Wednesday’s ceremony made clear that Le Pen’s campaign has more ambition than means. She has rented headquarters in the rue du Faubourg Saint-Honoré, a few blocks from the Élysée Palace. But her offices are shabby and journalists were packed like sardines in the cramped conference room where she spoke.

Although father and daughter are not on speaking terms, they negotiated a €´6 million “gift” from Jean-Marie’s bank-like “micro-party” Cotelec, which he had established to finance the FN. Le Pen announced on Tuesday that she needs another €´6 million to complete the campaign. Since no French bank will lend it to her, she said, she has turned to European, US and Russian banks.

Russian support

Like the US president-elect Donald Trump, Le Pen admires Vladimir Putin. She approved of the Russian annexation of the Crimea in March 2014. Six months later, the First Czech-Russian Bank lent her party €´9 million. But that bank has failed, and Le Monde reported yesterday that a Russian state agency is now demanding that the FN reimburse the loan.

Le Pen promised to bring will or determination back into French politics. “Will pays off,” she said. “As proof, look what Donald Trump has obtained. The Ford automobile company has reversed a plan to move a factory to Mexico, in favour of a US location.
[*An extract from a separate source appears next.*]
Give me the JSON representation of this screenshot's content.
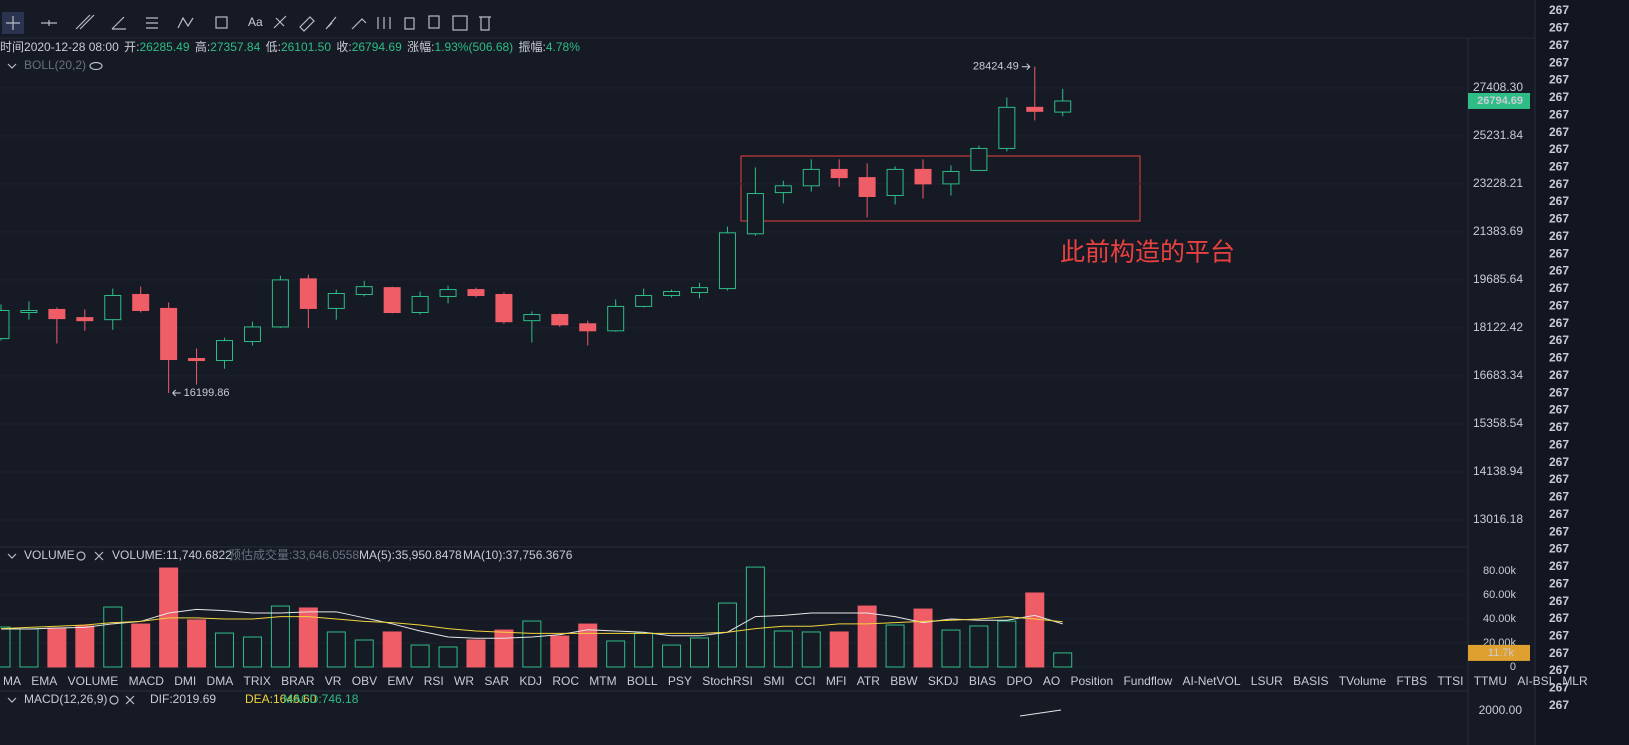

So protectionism works, when it is carried by will and the country disposes of its economic sovereignty.”

Le Pen did not mention her usual bugbears: Europe and open borders and immigration, which she blames for terrorism.

The FN performed badly in the December 2015 regional elections because the French feared it would prove too divisive. Le Pen is increasingly conciliatory. She raised hackles in the FN in September by saying that Islam was “compatible” with the republic.

The challenge for Le Pen will be to maintain core support on the far right while luring voters from mainstream parties. She has made preventing the casse sociale or "social destruction", which she says is inherent in Fillon's reform programme, a major theme.

Le Pen will unveil her programme at her presidential assises in Lyon on February 4-5, but she promised on Wednesday to reduce the number of deputies in the National Assembly from 577 to 300 and the number of senators from 348 to 200. She said she would do away with regional governments, leaving only three levels of the French administrative millefeuille. And she promised frequent recourse to referendums.